De leden van de CDA-fractie vroegen voorts of door aanvaarding van dit wetsvoorstel elders gemaakte uitzonderingen, bijvoorbeeld in een gemeentelijke referendumverordening, van rechtswege vervallen. De bepalingen inzake het passief en actief kiesrecht in de Grondwet hebben niet rechtstreeks betrekking op het kiesrecht voor bijvoorbeeld gemeentelijke referenda. In de praktijk bepalen gemeentelijke referendaverordenin-gen echter doorgaans dat kiesgerechtigd zijn de ingezetenen van de gemeente die ook kiesgerechtigd zijn voor de gemeenteraden.

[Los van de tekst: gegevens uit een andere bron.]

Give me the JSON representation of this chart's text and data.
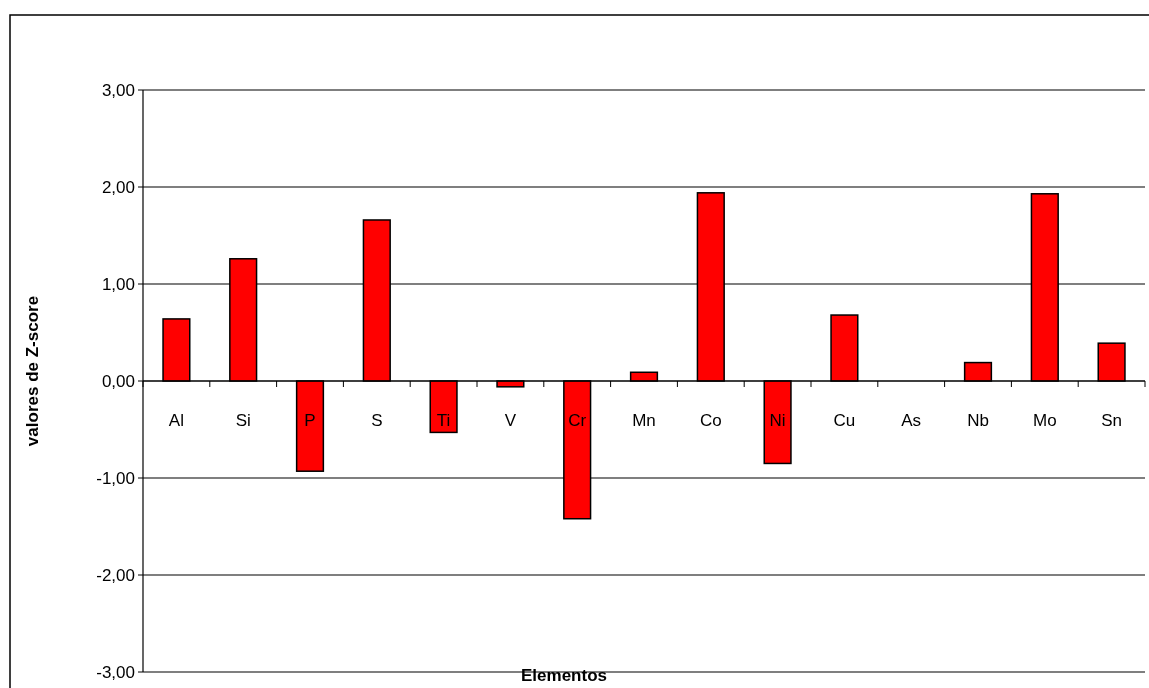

In dat geval heeft schrapping van de uitsluitingsgrond in de Grondwet ook gevolgen voor de kring van kiesgerechtigden voor een gemeentelijk referendum. Theoretisch is het mogelijk dat in een gemeentelijke referendumverordening expliciet is bepaald dat curandi zijn uitgesloten van deelname aan het referendum. Deze grond vervalt niet van rechtswege na wijziging van de Grondwet. Wij laten in het midden of een gemeentelijke referendumverordening die curandi expliciet uitsluit voor deelname aan een referendum nog uitvoerbaar zal zijn indien de uitsluitingsgrond niet meer geldt voor de gemeenteraadsverkiezingen. Thans wordt de curatele geregistreerd in de gemeentelijke basisadministratie met het oog op de verkiezingen. Het ligt niet erg voor de hand die registratie te handhaven na het schrappen van de uitsluitingsgrond.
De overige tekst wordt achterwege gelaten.